I do not want to hear companies or big business asking me why we do not have the talent in this country and have to import people. I do not want to have to hear them ask why the government is not doing enough to get more girls interested in engineering. I want us to fix that right now. Unfortunately, the current government thinks it is all a bit of a joke, but we are serious about STEM and we are also serious about innovation. A lot of the entrepreneurs I speak to, a lot of the people in the innovation sector, say to me, 'Australia has a culture of fear of failure. Why don't entrepreneurs go out and take more risks and build more businesses?' They point to Silicon Valley. A key difference between Australia and Silicon Valley is that in Australia if you start your own business you almost always are going to be risking your family home. That is not the case in the US.

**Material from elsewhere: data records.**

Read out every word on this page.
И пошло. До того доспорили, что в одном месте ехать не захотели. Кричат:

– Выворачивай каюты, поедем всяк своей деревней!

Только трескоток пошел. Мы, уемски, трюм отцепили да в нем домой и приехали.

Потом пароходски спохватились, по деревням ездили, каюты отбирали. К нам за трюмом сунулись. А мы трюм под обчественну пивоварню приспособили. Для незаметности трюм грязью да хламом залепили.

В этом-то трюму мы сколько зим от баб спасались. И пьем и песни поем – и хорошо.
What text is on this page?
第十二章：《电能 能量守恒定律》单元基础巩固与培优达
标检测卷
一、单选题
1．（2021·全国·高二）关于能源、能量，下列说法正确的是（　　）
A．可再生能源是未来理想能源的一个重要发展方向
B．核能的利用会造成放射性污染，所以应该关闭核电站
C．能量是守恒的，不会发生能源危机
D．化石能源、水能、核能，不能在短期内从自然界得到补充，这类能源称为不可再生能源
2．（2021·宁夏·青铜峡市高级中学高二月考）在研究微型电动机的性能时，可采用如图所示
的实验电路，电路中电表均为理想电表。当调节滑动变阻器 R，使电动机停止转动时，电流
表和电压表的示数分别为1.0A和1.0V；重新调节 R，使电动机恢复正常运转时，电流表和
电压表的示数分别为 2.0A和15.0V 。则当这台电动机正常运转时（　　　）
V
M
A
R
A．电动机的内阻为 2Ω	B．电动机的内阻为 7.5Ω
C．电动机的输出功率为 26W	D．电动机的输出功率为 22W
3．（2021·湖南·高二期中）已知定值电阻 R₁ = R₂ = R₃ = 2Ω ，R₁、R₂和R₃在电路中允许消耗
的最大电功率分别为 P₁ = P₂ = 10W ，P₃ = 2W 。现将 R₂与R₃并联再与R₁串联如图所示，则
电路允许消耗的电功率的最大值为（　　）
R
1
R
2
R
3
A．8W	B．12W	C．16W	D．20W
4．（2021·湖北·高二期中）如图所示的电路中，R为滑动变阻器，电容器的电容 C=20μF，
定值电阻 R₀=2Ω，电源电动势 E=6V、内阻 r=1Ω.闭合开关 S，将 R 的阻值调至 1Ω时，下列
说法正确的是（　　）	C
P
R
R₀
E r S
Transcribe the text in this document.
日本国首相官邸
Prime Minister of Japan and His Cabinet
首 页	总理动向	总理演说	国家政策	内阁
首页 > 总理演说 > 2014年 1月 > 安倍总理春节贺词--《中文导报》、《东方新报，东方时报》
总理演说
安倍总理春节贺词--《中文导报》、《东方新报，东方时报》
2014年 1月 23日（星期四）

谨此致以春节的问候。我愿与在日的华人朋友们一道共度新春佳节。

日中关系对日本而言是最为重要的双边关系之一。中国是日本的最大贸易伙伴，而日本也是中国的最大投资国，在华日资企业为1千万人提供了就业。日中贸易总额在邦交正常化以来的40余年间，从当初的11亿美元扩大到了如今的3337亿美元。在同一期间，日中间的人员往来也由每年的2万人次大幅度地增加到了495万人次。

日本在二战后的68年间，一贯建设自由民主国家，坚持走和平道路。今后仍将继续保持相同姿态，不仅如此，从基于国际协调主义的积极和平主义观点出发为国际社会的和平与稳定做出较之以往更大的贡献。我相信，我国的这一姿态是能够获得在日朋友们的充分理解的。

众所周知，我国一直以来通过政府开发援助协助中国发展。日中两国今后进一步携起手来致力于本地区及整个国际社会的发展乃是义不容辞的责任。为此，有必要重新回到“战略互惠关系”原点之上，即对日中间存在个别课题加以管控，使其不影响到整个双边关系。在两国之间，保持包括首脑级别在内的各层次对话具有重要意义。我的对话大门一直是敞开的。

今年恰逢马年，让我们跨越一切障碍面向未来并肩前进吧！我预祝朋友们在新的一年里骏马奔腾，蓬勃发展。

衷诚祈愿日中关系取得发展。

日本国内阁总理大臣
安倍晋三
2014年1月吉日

What does Labor say about this? Bill announced a fantastic policy in the budget reply, saying that we are going to find a way to help those start-ups and entrepreneurs to get the finance they need without having to risk their family home. That is going to contribute to a culture of greater risk-taking and greater entrepreneurialism. Risk-taking is not a dirty word any more in business, and nor should it be. It is through building businesses, through not being afraid of failure, through it not being a catastrophe for the family, that we will find those innovations of the future and build the new jobs of the future, as well. That is also why I am so proud of his announcement in respect of partnering with venture capital for new entrepreneurialism. The budget needs to be taken seriously by people. Talk to your MP and do not support this sort of economic vandalism that we have seen from the coalition.